Because, I reply (with no doubt admirable patience, because as we all know I am an endlessly patient person. Stop laughing), I don’t have kids.

So what? asks hypothetical you, who either doesn’t have dogs, or has dogs who have always been relatively calm.

So, I say with heavy emphasis, Amos is very good at sitting before he comes inside, dropping to let me wipe his feet, rolling his hips when I say “back paws!” so I can do the back paws, not stealing food from the table, heeling when we go for a walk, and jumping for the tug rope without touching my skin. He is good at these things because he gets practice. Most of them are reinforced every day, just by living. Kids coming to visit happens maybe three times a year, so not only do we not get to reinforce not licking kids on the face or not bouncing and barking at kids, but in addition to that, kids coming to visit is super exciting.

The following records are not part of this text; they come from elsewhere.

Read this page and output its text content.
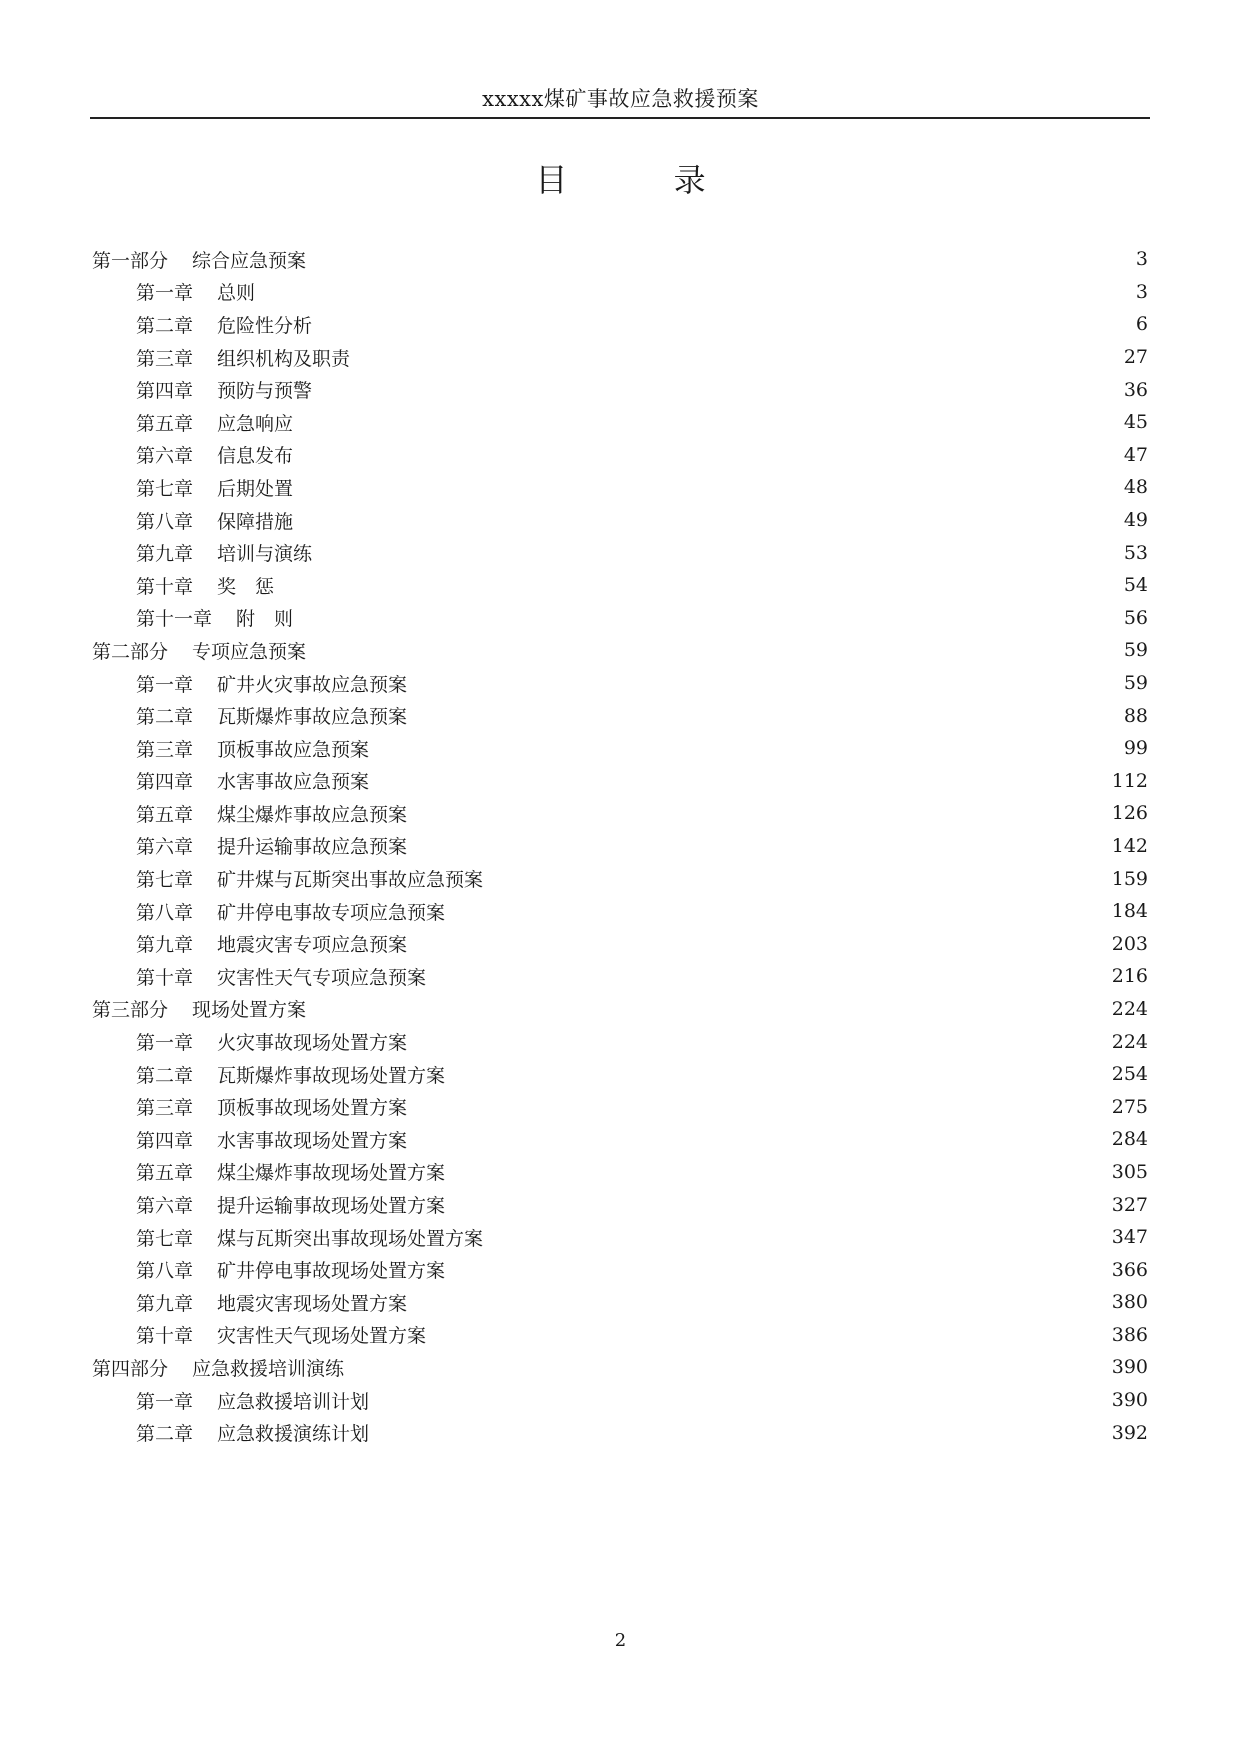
xxxxx煤矿事故应急救援预案
目 录
第一部分 综合应急预案	3
第一章 总则	3
第二章 危险性分析	6
第三章 组织机构及职责	27
第四章 预防与预警	36
第五章 应急响应	45
第六章 信息发布	47
第七章 后期处置	48
第八章 保障措施	49
第九章 培训与演练	53
第十章 奖　惩	54
第十一章 附　则	56
第二部分 专项应急预案	59
第一章 矿井火灾事故应急预案	59
第二章 瓦斯爆炸事故应急预案	88
第三章 顶板事故应急预案	99
第四章 水害事故应急预案	112
第五章 煤尘爆炸事故应急预案	126
第六章 提升运输事故应急预案	142
第七章 矿井煤与瓦斯突出事故应急预案	159
第八章 矿井停电事故专项应急预案	184
第九章 地震灾害专项应急预案	203
第十章 灾害性天气专项应急预案	216
第三部分 现场处置方案	224
第一章 火灾事故现场处置方案	224
第二章 瓦斯爆炸事故现场处置方案	254
第三章 顶板事故现场处置方案	275
第四章 水害事故现场处置方案	284
第五章 煤尘爆炸事故现场处置方案	305
第六章 提升运输事故现场处置方案	327
第七章 煤与瓦斯突出事故现场处置方案	347
第八章 矿井停电事故现场处置方案	366
第九章 地震灾害现场处置方案	380
第十章 灾害性天气现场处置方案	386
第四部分 应急救援培训演练	390
第一章 应急救援培训计划	390
第二章 应急救援演练计划	392
2
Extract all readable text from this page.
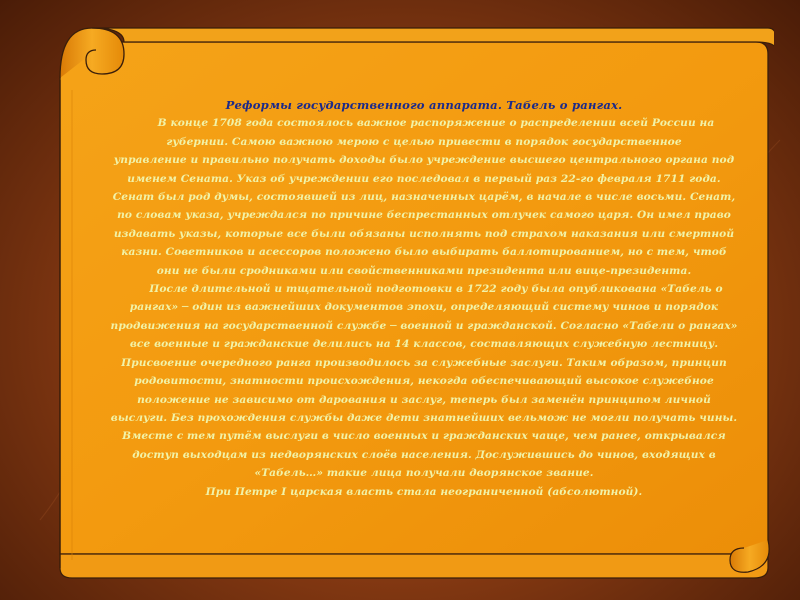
Реформы государственного аппарата. Табель о рангах.
В конце 1708 года состоялось важное распоряжение о распределении всей России на
губернии. Самою важною мерою с целью привести в порядок государственное
управление и правильно получать доходы было учреждение высшего центрального органа под
именем Сената. Указ об учреждении его последовал в первый раз 22-го февраля 1711 года.
Сенат был род думы, состоявшей из лиц, назначенных царём, в начале в числе восьми. Сенат,
по словам указа, учреждался по причине беспрестанных отлучек самого царя. Он имел право
издавать указы, которые все были обязаны исполнять под страхом наказания или смертной
казни. Советников и асессоров положено было выбирать баллотированием, но с тем, чтоб
они не были сродниками или свойственниками президента или вице-президента.
После длительной и тщательной подготовки в 1722 году была опубликована «Табель о
рангах» ─ один из важнейших документов эпохи, определяющий систему чинов и порядок
продвижения на государственной службе ─ военной и гражданской. Согласно «Табели о рангах»
все военные и гражданские делились на 14 классов, составляющих служебную лестницу.
Присвоение очередного ранга производилось за служебные заслуги. Таким образом, принцип
родовитости, знатности происхождения, некогда обеспечивающий высокое служебное
положение не зависимо от дарования и заслуг, теперь был заменён принципом личной
выслуги. Без прохождения службы даже дети знатнейших вельмож не могли получать чины.
Вместе с тем путём выслуги в число военных и гражданских чаще, чем ранее, открывался
доступ выходцам из недворянских слоёв населения. Дослужившись до чинов, входящих в
«Табель…» такие лица получали дворянское звание.
При Петре I царская власть стала неограниченной (абсолютной).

If I have time, one small (relatively keen) child, and a very patient and laid back parent who is willing to help out, I can spend some time kid-proofing (one dog at a time). It’s actually not that tricky to do it. It’s the same principle as getting a dog to adjust to any new and interesting stimulus, getting them to switch their brain back on and behave themselves. It’s just that it happens once in a blue moon and by the time another kid visits, or we see kids running around playing at a café that we take the dogs out to, those lessons are pretty vague.

It’s also hard to be properly focused on training when half of you is panicking that a parent will think your dog is vicious and dangerous or that you are a terrible dog owner or any number of things. This is my problem and involves my own ego and insecurities and worries about representation (and being aware that for many people I’m the only rottweiler owner they are likely to meet, and wanting to represent that at least reasonably well), and I shouldn’t be making it into an issue for my dogs, but I find I spend time trying to explain that our dogs don’t get exposed to kids, so they are just a bit insane.

Since I’m spending time doing that, I am not being focused, let alone clear or concise, with my dogs, and therefore they don’t get to learn from the experience. That’s why it’s so good when someone brings a kid round and is willing to help me kid-proof a dog.

Also, Amos is two and Abby is one. They will calm down as they get older.

So. It is easy enough to train dogs to behave around kids, as long as there are kids around for them to learn with, and that is our stumbling block.

The other stumbling block is the next post.

Edit: I feel I should mention that, if kids are around for an extended period, eventually the dogs do calm down and start behaving with some semblance of manners. It just takes a while.